L'action, pour David Jvania, consiste à faire pression, au moyen de l'enquête, sur les proches du président, et au passage sur les journalistes comme Sergiy Leschenko. « Très vite, l'enquête a dépassé les limites de la simple instruction judiciaire. C'est devenu un instrument de pression politique : les téléphones ont été mis sur écoute, plus de 500 personnes ont été inquiétées », dénonce Jvania, qui refuse à présent de répondre au « spectacle » de la justice.
« Cette enquête ne mène plus à rien, reconnaît Sergiy Leschenko. Depuis 4 ans, elle se concentre sur la thèse de l'empoisonnement à la dioxine au cours du fameux dîner à la datcha de Satsiuk, [le directeur adjoint des services secrets à l'époque] mais ils n'ont pu trouver aucune preuve, ni aucun témoignage fiable étayant cette thèse. »
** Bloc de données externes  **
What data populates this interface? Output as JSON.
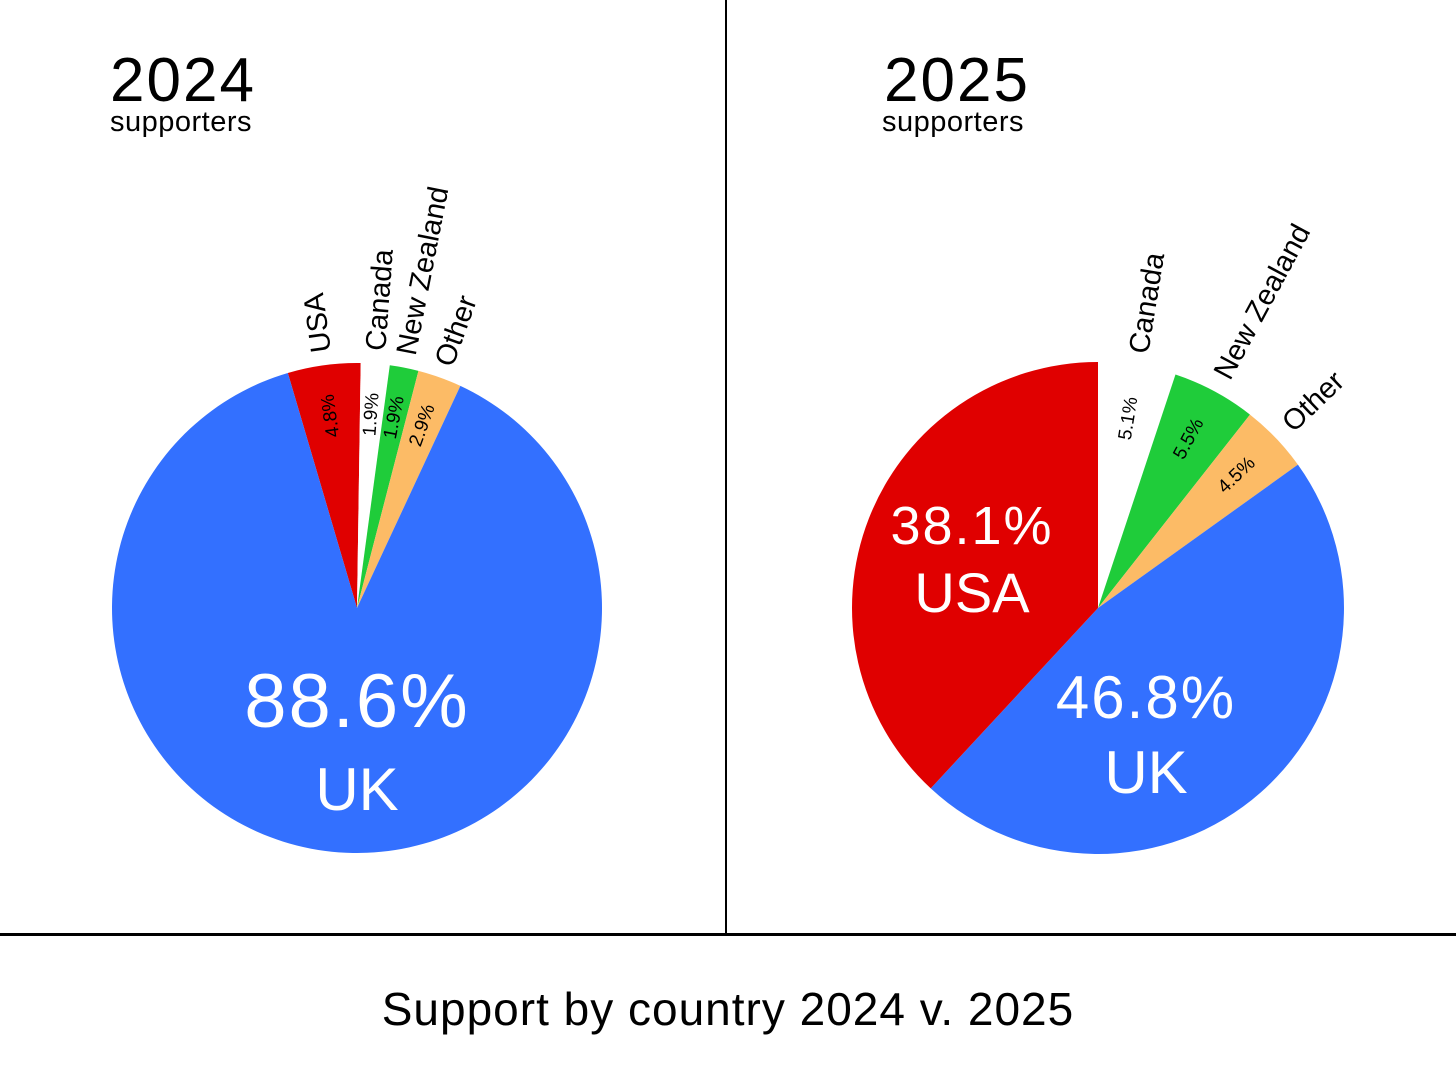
{
  "chart_data": [
    {
      "type": "pie",
      "title": "2024",
      "subtitle": "supporters",
      "slices": [
        {
          "label": "UK",
          "value": 88.6,
          "value_label": "88.6%",
          "color": "#3370ff"
        },
        {
          "label": "USA",
          "value": 4.8,
          "value_label": "4.8%",
          "color": "#e00000"
        },
        {
          "label": "Canada",
          "value": 1.9,
          "value_label": "1.9%",
          "color": "#ffffff"
        },
        {
          "label": "New Zealand",
          "value": 1.9,
          "value_label": "1.9%",
          "color": "#1fcc3a"
        },
        {
          "label": "Other",
          "value": 2.9,
          "value_label": "2.9%",
          "color": "#fcbb66"
        }
      ]
    },
    {
      "type": "pie",
      "title": "2025",
      "subtitle": "supporters",
      "slices": [
        {
          "label": "UK",
          "value": 46.8,
          "value_label": "46.8%",
          "color": "#3370ff"
        },
        {
          "label": "USA",
          "value": 38.1,
          "value_label": "38.1%",
          "color": "#e00000"
        },
        {
          "label": "Canada",
          "value": 5.1,
          "value_label": "5.1%",
          "color": "#ffffff"
        },
        {
          "label": "New Zealand",
          "value": 5.5,
          "value_label": "5.5%",
          "color": "#1fcc3a"
        },
        {
          "label": "Other",
          "value": 4.5,
          "value_label": "4.5%",
          "color": "#fcbb66"
        }
      ]
    }
  ],
  "caption": "Support by country 2024 v. 2025"
}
Une enquête qui s'obstine et ne progresse plus, Satsiuk et d'autres participants au souper étant aujourd'hui protégés par leur nouvelle citoyenneté russe.
Suspect n°1
Il y a pourtant bien un nouvel élément qui relance l'enquête. A présent, un suspect semble désigné : David Jvania lui-même, que Viktor Iouchtchenko accuse à présent publiquement d'être impliqué dans son empoisonnement. Après tout, c'est bien lui qui a organisé le dîner du 5 septembre 2004. « Oui, mais tout cela, se défend le député, Iouchtchenko le savait depuis 4 ans, pourquoi ne l'a-t'il pas dit avant ? De plus, ses accusations partent du principe que c'est à ce dîner précisément qu'il a été empoisonné, ce qui n'a pu être formellement établi par personne. Ce jour-là, Iouchtchenko a participé à 4 repas, à 4 endroits différents avec des personnes différentes... », ajoute le nouveau « suspect n°1 ».
Les représailles semblent donc bien opportunistes. Dans le même temps, David Jvania est sous le coup d'une procédure juridique remettant en cause sa citoyenneté ukrainienne. La preuve, selon lui, qu'il dérange, dans le scénario politique imaginé par son ancien ami.